Scientists from around the world convened in Lyon, France–a city famed as the world's gastronomical capital–this October to declare that local delicacies, such as andouille sausage and pork salami, are now classified carcinogens, placing them in the same category as smoking. The absurdity of that conclusion highlights the growing futility of efforts to classify certain chemicals, foods, and activities as either "carcinogenic" or not.
Such classifications are supposed to inform consumers and their health care providers, but they do more to confuse and mislead.
In this case, a division of the World Health Organization (WHO), known as theInternational Agency for Research on Cancer (IARC), is charged with regularly assessing the cancer risks of various substances and then classifying them within one of several categories, which include "carcinogenic," "probably carcinogenic," "possibly carcinogenic," and "not classifiable."
At the conclusion of the Lyon meeting, IARC announced that it is classifying processed meat as "carcinogenic" and red meat (e.g., beef, lamb, and pork) as "probably carcinogenic." But I bet at least some of the WHO delegates enjoyed a few sausages themselves during their trip, because they understand that such classification systems don't tell us anything about actual risks.

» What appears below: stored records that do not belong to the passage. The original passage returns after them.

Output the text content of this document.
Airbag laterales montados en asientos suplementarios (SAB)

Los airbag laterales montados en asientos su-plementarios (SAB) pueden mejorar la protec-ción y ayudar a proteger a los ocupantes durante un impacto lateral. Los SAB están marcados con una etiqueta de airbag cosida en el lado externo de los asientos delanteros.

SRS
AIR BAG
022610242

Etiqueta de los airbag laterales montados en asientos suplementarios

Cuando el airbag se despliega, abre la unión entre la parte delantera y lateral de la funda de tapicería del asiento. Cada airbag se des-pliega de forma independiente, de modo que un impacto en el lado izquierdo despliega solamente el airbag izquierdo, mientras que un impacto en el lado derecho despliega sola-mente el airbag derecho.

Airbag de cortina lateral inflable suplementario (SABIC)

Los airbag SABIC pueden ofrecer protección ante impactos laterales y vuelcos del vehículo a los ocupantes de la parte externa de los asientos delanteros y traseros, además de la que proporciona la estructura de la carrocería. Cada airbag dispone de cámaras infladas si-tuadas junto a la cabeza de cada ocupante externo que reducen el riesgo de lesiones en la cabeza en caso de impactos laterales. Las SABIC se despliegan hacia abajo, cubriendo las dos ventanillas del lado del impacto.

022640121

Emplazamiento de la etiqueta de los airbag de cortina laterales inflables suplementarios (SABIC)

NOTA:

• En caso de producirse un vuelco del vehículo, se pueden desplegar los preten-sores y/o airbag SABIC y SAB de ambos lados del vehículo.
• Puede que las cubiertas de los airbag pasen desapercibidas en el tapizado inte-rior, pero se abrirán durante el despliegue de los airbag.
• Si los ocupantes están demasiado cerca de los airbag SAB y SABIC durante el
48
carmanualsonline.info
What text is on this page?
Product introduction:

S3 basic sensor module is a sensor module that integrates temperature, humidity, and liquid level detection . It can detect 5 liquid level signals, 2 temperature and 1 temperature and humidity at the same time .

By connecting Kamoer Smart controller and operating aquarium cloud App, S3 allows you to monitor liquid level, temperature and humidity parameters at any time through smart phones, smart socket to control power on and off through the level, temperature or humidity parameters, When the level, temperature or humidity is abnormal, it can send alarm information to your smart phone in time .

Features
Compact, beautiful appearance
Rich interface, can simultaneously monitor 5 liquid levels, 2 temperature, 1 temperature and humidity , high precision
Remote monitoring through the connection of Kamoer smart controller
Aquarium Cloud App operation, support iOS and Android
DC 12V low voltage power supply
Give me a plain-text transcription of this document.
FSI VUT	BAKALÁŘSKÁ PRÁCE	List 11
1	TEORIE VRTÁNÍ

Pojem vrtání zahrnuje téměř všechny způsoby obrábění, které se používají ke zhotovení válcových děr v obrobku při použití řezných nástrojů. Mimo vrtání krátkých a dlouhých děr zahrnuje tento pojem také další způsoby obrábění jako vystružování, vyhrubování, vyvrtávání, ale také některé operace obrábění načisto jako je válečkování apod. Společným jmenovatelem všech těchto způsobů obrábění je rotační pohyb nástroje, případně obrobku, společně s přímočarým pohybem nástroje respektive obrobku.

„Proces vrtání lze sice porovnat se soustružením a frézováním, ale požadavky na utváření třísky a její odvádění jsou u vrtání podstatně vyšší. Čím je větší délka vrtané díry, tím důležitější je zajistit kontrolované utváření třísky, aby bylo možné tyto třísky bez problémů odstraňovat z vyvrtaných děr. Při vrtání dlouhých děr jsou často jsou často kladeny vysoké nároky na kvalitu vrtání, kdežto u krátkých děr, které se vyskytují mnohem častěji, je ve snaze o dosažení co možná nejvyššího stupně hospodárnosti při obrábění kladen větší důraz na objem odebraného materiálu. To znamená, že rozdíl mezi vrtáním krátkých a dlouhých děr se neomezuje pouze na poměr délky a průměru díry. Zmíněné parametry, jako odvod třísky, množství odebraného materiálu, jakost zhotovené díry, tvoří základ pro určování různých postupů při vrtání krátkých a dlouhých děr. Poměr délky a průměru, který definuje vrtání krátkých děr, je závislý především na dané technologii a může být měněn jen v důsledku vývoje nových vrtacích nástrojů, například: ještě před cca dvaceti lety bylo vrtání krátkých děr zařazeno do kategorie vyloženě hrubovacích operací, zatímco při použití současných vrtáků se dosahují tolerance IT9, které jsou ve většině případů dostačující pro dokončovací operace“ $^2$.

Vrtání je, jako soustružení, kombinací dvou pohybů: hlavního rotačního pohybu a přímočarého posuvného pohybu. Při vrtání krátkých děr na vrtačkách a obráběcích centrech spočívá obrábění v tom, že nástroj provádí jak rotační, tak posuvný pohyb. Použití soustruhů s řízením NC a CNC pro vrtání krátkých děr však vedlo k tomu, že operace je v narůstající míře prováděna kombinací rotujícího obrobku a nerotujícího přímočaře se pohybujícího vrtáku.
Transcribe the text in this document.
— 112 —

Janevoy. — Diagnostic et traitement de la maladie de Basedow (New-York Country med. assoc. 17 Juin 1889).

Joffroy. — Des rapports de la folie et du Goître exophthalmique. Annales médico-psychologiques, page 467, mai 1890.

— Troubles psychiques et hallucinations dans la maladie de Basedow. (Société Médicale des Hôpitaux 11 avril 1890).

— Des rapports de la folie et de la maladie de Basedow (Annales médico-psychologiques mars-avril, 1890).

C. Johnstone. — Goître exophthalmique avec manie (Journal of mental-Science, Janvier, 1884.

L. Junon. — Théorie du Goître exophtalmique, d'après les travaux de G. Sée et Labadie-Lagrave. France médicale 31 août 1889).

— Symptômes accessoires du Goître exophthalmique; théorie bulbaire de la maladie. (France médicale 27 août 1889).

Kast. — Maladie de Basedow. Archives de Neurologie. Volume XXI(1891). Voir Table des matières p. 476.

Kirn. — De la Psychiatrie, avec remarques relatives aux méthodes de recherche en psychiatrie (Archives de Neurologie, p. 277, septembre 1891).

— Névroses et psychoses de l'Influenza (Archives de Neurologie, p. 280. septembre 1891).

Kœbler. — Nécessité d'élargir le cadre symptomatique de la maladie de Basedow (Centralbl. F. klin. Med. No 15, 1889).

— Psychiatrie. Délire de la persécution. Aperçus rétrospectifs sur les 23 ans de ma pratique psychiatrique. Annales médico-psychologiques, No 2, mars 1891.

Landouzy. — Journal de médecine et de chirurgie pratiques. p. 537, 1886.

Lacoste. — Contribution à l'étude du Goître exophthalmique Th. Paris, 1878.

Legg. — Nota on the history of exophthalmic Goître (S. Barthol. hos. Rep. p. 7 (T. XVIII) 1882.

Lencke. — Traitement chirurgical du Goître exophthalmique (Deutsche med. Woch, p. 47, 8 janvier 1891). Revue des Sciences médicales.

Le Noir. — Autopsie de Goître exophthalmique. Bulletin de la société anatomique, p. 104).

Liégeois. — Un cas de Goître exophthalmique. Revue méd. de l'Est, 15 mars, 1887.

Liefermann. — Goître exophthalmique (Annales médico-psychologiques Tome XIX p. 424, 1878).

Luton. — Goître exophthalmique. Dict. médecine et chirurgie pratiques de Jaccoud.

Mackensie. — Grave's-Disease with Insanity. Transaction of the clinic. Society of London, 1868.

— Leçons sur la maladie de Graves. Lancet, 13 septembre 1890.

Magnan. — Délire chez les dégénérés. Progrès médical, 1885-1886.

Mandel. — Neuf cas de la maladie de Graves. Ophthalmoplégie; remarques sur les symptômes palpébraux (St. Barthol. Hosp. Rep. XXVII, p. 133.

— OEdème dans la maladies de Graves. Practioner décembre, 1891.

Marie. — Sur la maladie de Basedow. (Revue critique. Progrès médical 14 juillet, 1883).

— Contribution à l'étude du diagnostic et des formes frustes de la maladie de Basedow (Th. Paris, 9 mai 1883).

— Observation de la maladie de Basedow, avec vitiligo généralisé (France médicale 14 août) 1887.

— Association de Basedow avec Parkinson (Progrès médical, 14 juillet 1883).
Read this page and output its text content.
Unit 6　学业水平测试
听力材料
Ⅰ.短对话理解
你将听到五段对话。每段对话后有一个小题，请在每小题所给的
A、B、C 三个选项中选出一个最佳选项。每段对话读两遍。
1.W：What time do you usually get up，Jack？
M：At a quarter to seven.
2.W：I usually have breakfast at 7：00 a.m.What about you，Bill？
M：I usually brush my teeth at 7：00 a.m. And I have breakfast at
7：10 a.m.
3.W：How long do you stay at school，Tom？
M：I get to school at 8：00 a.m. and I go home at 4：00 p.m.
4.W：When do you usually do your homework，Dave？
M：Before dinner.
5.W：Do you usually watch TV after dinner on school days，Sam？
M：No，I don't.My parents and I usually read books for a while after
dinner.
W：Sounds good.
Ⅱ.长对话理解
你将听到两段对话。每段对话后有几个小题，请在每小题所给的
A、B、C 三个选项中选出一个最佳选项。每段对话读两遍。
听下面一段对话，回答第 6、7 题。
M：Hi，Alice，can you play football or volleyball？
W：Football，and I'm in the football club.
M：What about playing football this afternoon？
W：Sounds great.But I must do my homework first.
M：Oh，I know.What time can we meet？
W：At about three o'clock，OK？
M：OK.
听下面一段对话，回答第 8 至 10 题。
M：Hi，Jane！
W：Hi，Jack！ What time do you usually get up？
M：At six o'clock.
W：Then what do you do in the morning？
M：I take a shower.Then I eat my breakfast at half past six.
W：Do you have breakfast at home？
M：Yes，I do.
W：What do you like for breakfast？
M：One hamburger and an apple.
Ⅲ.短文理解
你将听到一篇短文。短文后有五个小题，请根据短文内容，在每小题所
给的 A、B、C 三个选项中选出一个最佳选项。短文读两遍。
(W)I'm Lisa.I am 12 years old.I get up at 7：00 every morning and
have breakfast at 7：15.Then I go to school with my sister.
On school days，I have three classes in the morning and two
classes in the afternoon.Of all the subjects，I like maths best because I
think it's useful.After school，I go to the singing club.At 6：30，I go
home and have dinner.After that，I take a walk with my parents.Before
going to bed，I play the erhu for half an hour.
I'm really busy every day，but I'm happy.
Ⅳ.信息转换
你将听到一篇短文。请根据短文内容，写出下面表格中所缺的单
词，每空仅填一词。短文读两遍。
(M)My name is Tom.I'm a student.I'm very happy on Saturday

They simply indicate that at some exposure level and under some circumstance a substance might increase cancer risk, and even then maybe by just an insignificant amount.
IARC explains: "The classification indicates the weight of the evidence as to whether an agent is capable of causing cancer (technically called 'hazard'), but it does not measure the likelihood that cancer will occur (technically called 'risk') as a result of exposure to the agent." [Emphasis added]
But classifying substances or activities as "hazardous" is not particularly helpful. For example, walking your dog (where you might slip and fall) and skydiving both present the hazard of bone breakage, but the risks are vastly different. Yet IARC "logic" could place walking the dog and skydiving in the same "hazardous" category.
This explains why "smoking tobacco" is listed as a carcinogen along with wood dust, salted fish (Chinese style), painting houses for a living, and now eating baloney sandwiches. Not surprisingly, the news media popularize this absurdity with outrageous headlines like "Processed meats rank alongside smoking as cancer causes – WHO (The Guardian). Yet you can't even begin to compare the theoretical risks associated with eating baloney sandwiches or working as a painter with actualsmoking-related deaths that total nearly half a million people annually in the United States alone.
In addition, such hazard-based listings downplay, if not completely ignore countervailing benefits. Nonetheless, IARC admits in a summary of its decision in The Lancet Oncology: "Red meat contains high biological-value proteins and important micronutrients such as B vitamins, iron (both free iron and haem iron), and zinc."
The Lancet Oncology summary also discusses studies that attempt to assess the risksof cancer from red meat and processed meats. It explains that the largest body ofepidemiological studies relates to colon cancer, including 29 studies (14 cohort studies and 15 "informative" case control studies). Of these, 14–or just less than half–reported associations between meat consumption and colon cancer; the others found no associations.
The article then cites a meta-analysis–a study that pools data from other studies to run a larger analysis–as a key support for the classifications. Meta-analyses have notable limitations, but this one might have been compelling if the meta-analysis found a strong relationship between colon cancer and meat consumption. It didn't.
The meta-analysis found a weak association, one that many researchers would dismiss as not useful for drawing conclusions. Still, IARC scientists used the meta-analysis to suggest that people who eat 100 grams (a serving is about 85 grams) of red meat daily may expect a 17 percent increased risk of colon cancer, and people who eat 50 grams (a serving is about 28 grams) of processed meat daily can expect an 18 percent increased cancer risk.
This seems scary, but it's not as substantial as it sounds. According to the National Cancer Institute, the average person's risk of getting colon cancer is 5 percent. So an 18 percent increased risk associated with processed meat consumption would increase the cancer risk to 5.9 percent. If true, this is not to be dismissed, but it's a risk that can be managed. It certainly should not be placed in the same category as smoking!
The so-called public health advocates at the World Health Organization should do much better. How about simply advocating a balanced diet? That's something along the lines of consuming plentiful amounts of fruits, vegetables, whole grains, and protein from vegetable sources, as well as moderate amounts of animal proteins from fish, poultry, and red meat. And that can include an occasional sausage and regular consumption of red meat, whether you enjoy it in Lyon or at home.